Fluid volatile composition associated with orogenic gold mineralization, Otago Schist, New Zealand: Implications of H2 and C2H6 for fluid evolution and gold source

Abstract

We provide the first large-scale investigation of gold mineralizing fluids from 19 gold deposits distributed in the Mesozoic Otago Schist belt endowed with approximately 580 tonnes of gold (past production and resources). Fluid inclusions from gold-bearing veins were petrographically studied and analysed by solid-probe mass spectrometry for H2O, CO2, N2, C2H6, He, Ar, CH4, SO2, H2S, and H2. Fluid inclusion assemblages are quite similar for all studied gold deposits, a particular feature for orogenic gold districts. Gold-bearing fluids are dominantly aqueous (H2O > 82.13 mol %) with very low contents of CO2 (<12.93 mol) in comparison with other orogenic gold deposits worldwide, with H2 (up to ~8 mol %) and C2H6 (up to ~0.5 mol %). Fluid composition is exceptionally homogeneous at the belt-scale.

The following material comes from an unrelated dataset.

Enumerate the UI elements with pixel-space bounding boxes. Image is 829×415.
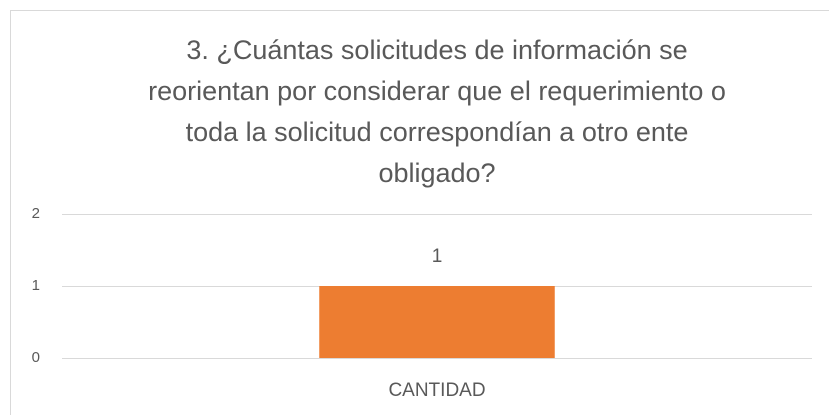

It is proposed that the relatively low content of CO2 and high content of H2 is related to chemical reactions in the fluids inducing graphite precipitation in the host rocks and mineralized structures and consumption of CO2 and CH4. The unique homogenous composition of fluids through time and space for the Otago Schist is related to the combination of: 1) the relatively homogeneous sedimentary rock source for fluid generation by metamorphic dehydration; 2) large-scale chemical reactions for consuming carbon-bearing volatiles; and 3) lack of external source (meteoric or magmatic) for fluid mixing. The presence of C2H6 is interpreted to be an indication that gold was sourced from primary gold-bearing pyrite hosted in carbon-rich turbidites, which is also the source for fluid generation and its hydrocarbon components.